Sitaram Yechury camp sees political win in Round 2
New Delhi: Round two went to CPI(M) general secretary Sitaram Yechury on Monday with the party’s Central Committee asking the politburo to incorporate his ideas on working with the “non-Left secular forces”, including the Congress, to oust BJP from power, while finalising the party’s political-tactical line ahead of the party meet to be held in April next year.
While the Bengal faction, led by Mr Yechury, is in favour of such an alliance, the Kerala faction, led by former general secretary Prakash Karat, is against it.
The “coup d’état” for the Yechury faction came after 31 members out of the 63, including former Kerala chief minister V.S. Achutanandnan and state finance minister Issac Thomas, spoke in favour of Mr Yechury’s line at the three-day meeting. Two members remained ambivalent on their stand. This helped avoid a voting in the Central Committee over the matter.
Sources said those who supported the Yechury line included the entire Bengal unit except two members, and members from Uttar Pradesh, Jharkhand, Rajasthan, Uttar-akhand and Jammu and Kashmir. Significantly, there was a division in the South Indian states also with members from Tamil Nadu, Andhra Pradesh, Telangana as well as Kerala supporting his stand.
In might be recalled that in the last meeting of the CPI(M) politburo, the faction led by Mr Karat had dominated, following which two drafts were circulated in the meeting.
The CPI(M) has to finalise a draft outline of a tactical-political resolution before the party meet in April next year. This document, which would be adopted at the party meet, will form the basis of its strategy for the 2019 general elections.

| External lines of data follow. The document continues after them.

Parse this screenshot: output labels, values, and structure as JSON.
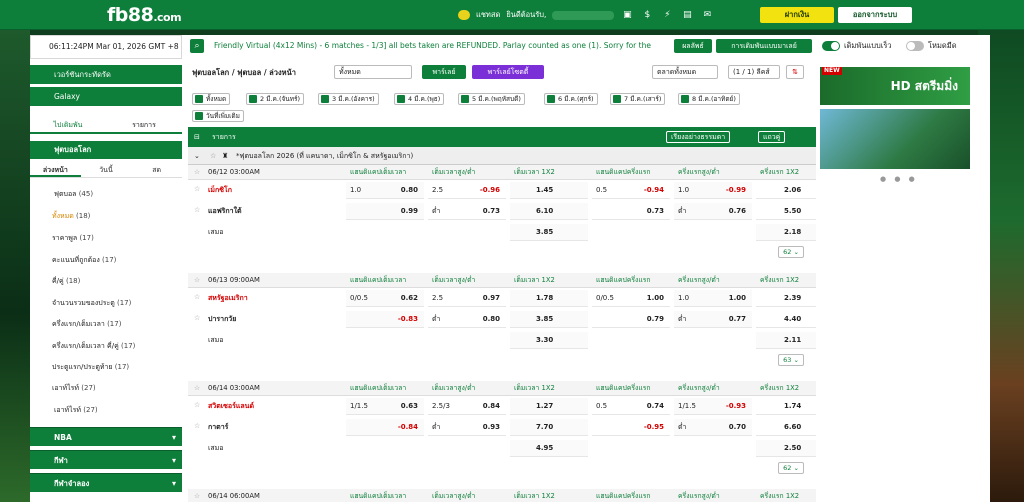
{
  "header": {
    "logo": "fb88",
    "logo_suffix": ".com",
    "chat": "แชทสด",
    "welcome": "ยินดีต้อนรับ,",
    "deposit": "ฝากเงิน",
    "logout": "ออกจากระบบ"
  },
  "top": {
    "datetime": "06:11:24PM Mar 01, 2026 GMT +8",
    "ticker": "Friendly Virtual (4x12 Mins) - 6 matches - 1/3] all bets taken are REFUNDED. Parlay counted as one (1). Sorry for the",
    "parlay_btn": "ผลลัพธ์",
    "odds_btn": "การเดิมพันแบบมาเลย์",
    "toggle1": "เดิมพันแบบเร็ว",
    "toggle2": "โหมดมืด"
  },
  "sidebar": {
    "virtual": "เวอร์ชันกระทัดรัด",
    "galaxy": "Galaxy",
    "tab1": "ไปเดิมพัน",
    "tab2": "รายการ",
    "soccer_head": "ฟุตบอลโลก",
    "sub1": "ล่วงหน้า",
    "sub2": "วันนี้",
    "sub3": "สด",
    "cats": [
      {
        "label": "ฟุตบอล",
        "count": "(45)"
      },
      {
        "label": "ทั้งหมด",
        "count": "(18)"
      },
      {
        "label": "ราคาพูล",
        "count": "(17)"
      },
      {
        "label": "คะแนนที่ถูกต้อง",
        "count": "(17)"
      },
      {
        "label": "คี่/คู่",
        "count": "(18)"
      },
      {
        "label": "จำนวนรวมของประตู",
        "count": "(17)"
      },
      {
        "label": "ครึ่งแรก/เต็มเวลา",
        "count": "(17)"
      },
      {
        "label": "ครึ่งแรก/เต็มเวลา คี่/คู่",
        "count": "(17)"
      },
      {
        "label": "ประตูแรก/ประตูท้าย",
        "count": "(17)"
      },
      {
        "label": "เอาท์ไรท์",
        "count": "(27)"
      },
      {
        "label": "เอาท์ไรท์",
        "count": "(27)"
      }
    ],
    "sports": [
      "NBA",
      "กีฬา",
      "กีฬาจำลอง"
    ]
  },
  "center": {
    "crumb": "ฟุตบอลโลก / ฟุตบอล / ล่วงหน้า",
    "filter": "ทั้งหมด",
    "parlay": "พาร์เลย์",
    "parlay2": "พาร์เลย์โซตตี้",
    "market": "ตลาดทั้งหมด",
    "page": "(1 / 1) ลีคส์",
    "chips": [
      "ทั้งหมด",
      "2 มี.ค.(จันทร์)",
      "3 มี.ค.(อังคาร)",
      "4 มี.ค.(พุธ)",
      "5 มี.ค.(พฤหัสบดี)",
      "6 มี.ค.(ศุกร์)",
      "7 มี.ค.(เสาร์)",
      "8 มี.ค.(อาทิตย์)",
      "วันที่เพิ่มเติม"
    ],
    "list_label": "รายการ",
    "sort": "เรียงอย่างธรรมดา",
    "display": "แถวคู่",
    "league": "*ฟุตบอลโลก 2026 (ที่ แคนาดา, เม็กซิโก & สหรัฐอเมริกา)",
    "cols": [
      "แฮนดิแคปเต็มเวลา",
      "เต็มเวลาสูง/ต่ำ",
      "เต็มเวลา 1X2",
      "แฮนดิแคปครึ่งแรก",
      "ครึ่งแรกสูง/ต่ำ",
      "ครึ่งแรก 1X2"
    ],
    "matches": [
      {
        "date": "06/12 03:00AM",
        "home": "เม็กซิโก",
        "away": "แอฟริกาใต้",
        "draw": "เสมอ",
        "more": "62",
        "r1": [
          "1.0",
          "0.80",
          "2.5",
          "-0.96",
          "1.45",
          "0.5",
          "-0.94",
          "1.0",
          "-0.99",
          "2.06"
        ],
        "r2": [
          "",
          "0.99",
          "ต่ำ",
          "0.73",
          "6.10",
          "",
          "0.73",
          "ต่ำ",
          "0.76",
          "5.50"
        ],
        "r3": [
          "3.85",
          "2.18"
        ]
      },
      {
        "date": "06/13 09:00AM",
        "home": "สหรัฐอเมริกา",
        "away": "ปารากวัย",
        "draw": "เสมอ",
        "more": "63",
        "r1": [
          "0/0.5",
          "0.62",
          "2.5",
          "0.97",
          "1.78",
          "0/0.5",
          "1.00",
          "1.0",
          "1.00",
          "2.39"
        ],
        "r2": [
          "",
          "-0.83",
          "ต่ำ",
          "0.80",
          "3.85",
          "",
          "0.79",
          "ต่ำ",
          "0.77",
          "4.40"
        ],
        "r3": [
          "3.30",
          "2.11"
        ]
      },
      {
        "date": "06/14 03:00AM",
        "home": "สวิตเซอร์แลนด์",
        "away": "กาตาร์",
        "draw": "เสมอ",
        "more": "62",
        "r1": [
          "1/1.5",
          "0.63",
          "2.5/3",
          "0.84",
          "1.27",
          "0.5",
          "0.74",
          "1/1.5",
          "-0.93",
          "1.74"
        ],
        "r2": [
          "",
          "-0.84",
          "ต่ำ",
          "0.93",
          "7.70",
          "",
          "-0.95",
          "ต่ำ",
          "0.70",
          "6.60"
        ],
        "r3": [
          "4.95",
          "2.50"
        ]
      },
      {
        "date": "06/14 06:00AM"
      }
    ]
  },
  "right": {
    "banner": "HD สตรีมมิ่ง",
    "new": "NEW"
  }
}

The genesis of the discussion on whether an electoral alliance with the Congress was necessary began with an internal debate within the party on whether the current BJP dispensation at the Centre was a fascist authority in the classical sense of the term.
While the faction supporting an electoral pact with other secular parties like the Congress argue that this was fascism in the true sense and every force needs to come together to defeat it, the other side feels that this cannot be fascism as parliamentary system of democracy still existed.
In an editoral in the party mouthpiece, Mr Karat had written that the BJP-led government at the Centre was not ‘fascist in the classical sense but authoritarian’. Mr Yechury had challenged him point blank saying that the government of Narendra Modi was fascist.
Along with the argument that the Modi was government was not fascist in the classical sense, the Karat faction also feels that it was the “neo-liberal” policies of the Congress which had helped the BJP come to power and thus any electoral understanding with the Congress was detrimental to the CPI(M) retaining its own mass base.
However, the Yechury faction argues that this was the time for consolidation of forces against the Modi government and there was no need to “tie your hands” by explicitly mentioning no alliance with Congress.